Kent Health Officer William Webb updates Commissioners on COVID-19 surge, Dec. 7, 2020

The latest COVID-19 surge has hit Kent County hard, said Kent Health Officer William Webb on Tuesday.

“The surge is here and it is moving rapidly in Kent County,” Webb told the Commissioners at their Dec. 8 meeting. He said the rate of hospitalizations in Maryland will likely be the metric that guides Gov. Larry Hogan’s decisions about more restrictions and executive orders.

Today the state hit a new record of 1,715 COVID-19 hospitalizations.

Webb said the upswing in hospitalizations statewide that began on Oct. 4 has set the state back to where it was in March at the onset of the pandemic, and the restrictions are “a lot less stringent” than they were in April and May.

Locally there are vacancies in hospital beds at University of Maryland Shore Regional Health in Chestertown to handle the current caseload and the hospital does have a surge plan in place, Webb said. 

There have been 131 new cases in Kent since the Commissioners were last briefed on Nov. 17.  Of those 113 are community spread. He said new cases in the last two weeks have accounted for 25 percent of all the cases in Kent since the pandemic began. 

Another key metric is the number of cases per 100,000 of population — and shows Kent’s cases quadrupling from 10 on Nov. 17 to an all time high of 50 on Dec. 8.

Webb warned that the surge could continue through February and overwhelm the medical system when the annual influenza spike hits around the same time. He said flu shots were highly recommended.

One bright spot is that there have been no new COVID-19 related deaths since mid-October.

In an interview Thursday, Webb said the death rate has declined because of the learning curve that has occurred since March. 
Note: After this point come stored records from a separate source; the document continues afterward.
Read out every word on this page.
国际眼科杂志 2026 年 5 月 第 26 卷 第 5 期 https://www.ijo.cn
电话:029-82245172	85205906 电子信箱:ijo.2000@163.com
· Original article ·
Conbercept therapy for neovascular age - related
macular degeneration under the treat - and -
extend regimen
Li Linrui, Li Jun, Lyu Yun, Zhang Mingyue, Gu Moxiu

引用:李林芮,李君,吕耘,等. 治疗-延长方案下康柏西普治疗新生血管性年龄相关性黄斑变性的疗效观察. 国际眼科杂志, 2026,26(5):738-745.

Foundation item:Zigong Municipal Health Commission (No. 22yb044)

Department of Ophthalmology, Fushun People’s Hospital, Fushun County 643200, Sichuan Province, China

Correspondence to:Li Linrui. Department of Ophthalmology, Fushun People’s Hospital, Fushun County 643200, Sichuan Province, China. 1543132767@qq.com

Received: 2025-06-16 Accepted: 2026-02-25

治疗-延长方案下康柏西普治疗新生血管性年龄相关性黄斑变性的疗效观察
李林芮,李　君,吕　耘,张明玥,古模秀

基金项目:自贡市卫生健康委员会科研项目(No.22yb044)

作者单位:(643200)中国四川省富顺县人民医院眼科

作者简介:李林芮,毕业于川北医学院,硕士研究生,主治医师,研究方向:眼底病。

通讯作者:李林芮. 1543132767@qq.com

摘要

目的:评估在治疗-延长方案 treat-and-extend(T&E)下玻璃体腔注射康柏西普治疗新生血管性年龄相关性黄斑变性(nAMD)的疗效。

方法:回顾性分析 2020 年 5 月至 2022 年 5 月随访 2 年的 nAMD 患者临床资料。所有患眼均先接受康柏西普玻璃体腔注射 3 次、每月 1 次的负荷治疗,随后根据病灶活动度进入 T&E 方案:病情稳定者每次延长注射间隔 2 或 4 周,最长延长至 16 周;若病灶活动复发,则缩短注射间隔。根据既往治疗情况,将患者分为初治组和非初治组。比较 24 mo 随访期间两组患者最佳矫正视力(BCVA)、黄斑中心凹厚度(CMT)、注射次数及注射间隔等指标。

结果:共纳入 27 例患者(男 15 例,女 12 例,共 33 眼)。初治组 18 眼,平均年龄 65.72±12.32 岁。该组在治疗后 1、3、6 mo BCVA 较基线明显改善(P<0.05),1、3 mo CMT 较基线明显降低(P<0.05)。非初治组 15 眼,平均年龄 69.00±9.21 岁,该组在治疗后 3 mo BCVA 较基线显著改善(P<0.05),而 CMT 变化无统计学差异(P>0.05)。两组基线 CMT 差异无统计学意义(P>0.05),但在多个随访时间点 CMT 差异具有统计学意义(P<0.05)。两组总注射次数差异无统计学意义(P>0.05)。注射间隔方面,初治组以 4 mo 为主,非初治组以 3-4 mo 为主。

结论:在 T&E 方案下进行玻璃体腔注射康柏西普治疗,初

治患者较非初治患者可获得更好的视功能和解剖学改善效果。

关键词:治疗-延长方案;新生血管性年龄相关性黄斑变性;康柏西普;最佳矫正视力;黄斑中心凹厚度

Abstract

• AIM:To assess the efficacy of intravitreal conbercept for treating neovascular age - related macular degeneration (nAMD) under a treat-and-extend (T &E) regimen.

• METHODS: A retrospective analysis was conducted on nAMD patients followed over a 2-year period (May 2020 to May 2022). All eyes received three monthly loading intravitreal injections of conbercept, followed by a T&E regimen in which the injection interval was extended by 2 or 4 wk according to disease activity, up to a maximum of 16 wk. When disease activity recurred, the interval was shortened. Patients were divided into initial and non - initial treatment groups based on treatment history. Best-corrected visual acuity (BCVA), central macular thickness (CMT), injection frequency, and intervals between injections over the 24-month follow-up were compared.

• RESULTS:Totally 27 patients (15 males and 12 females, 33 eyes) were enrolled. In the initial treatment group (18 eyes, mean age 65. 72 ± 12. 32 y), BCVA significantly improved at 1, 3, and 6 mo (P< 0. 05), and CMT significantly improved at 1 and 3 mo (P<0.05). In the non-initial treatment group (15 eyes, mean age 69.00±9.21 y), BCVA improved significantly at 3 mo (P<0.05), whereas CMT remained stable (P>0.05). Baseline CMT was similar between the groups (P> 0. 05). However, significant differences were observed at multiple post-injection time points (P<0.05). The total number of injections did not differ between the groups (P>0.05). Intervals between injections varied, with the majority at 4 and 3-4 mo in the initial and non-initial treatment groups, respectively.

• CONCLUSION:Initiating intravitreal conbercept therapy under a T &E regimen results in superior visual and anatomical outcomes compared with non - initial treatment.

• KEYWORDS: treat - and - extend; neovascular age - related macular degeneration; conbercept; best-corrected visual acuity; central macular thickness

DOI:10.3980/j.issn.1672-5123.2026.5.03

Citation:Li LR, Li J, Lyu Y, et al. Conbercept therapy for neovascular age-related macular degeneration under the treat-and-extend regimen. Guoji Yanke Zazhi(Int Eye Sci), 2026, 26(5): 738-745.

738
“Our healthcare workers are much better at treating those that are severely ill,” he said. “They have better protocols and more experience at this point.”

He said the population most affected now are generally younger and a little bit healthier than those who were infected in facilities early on.

“The first wave was really in the assisted living and nursing facilities where the elderly are more fragile in dealing with the disease,” he said.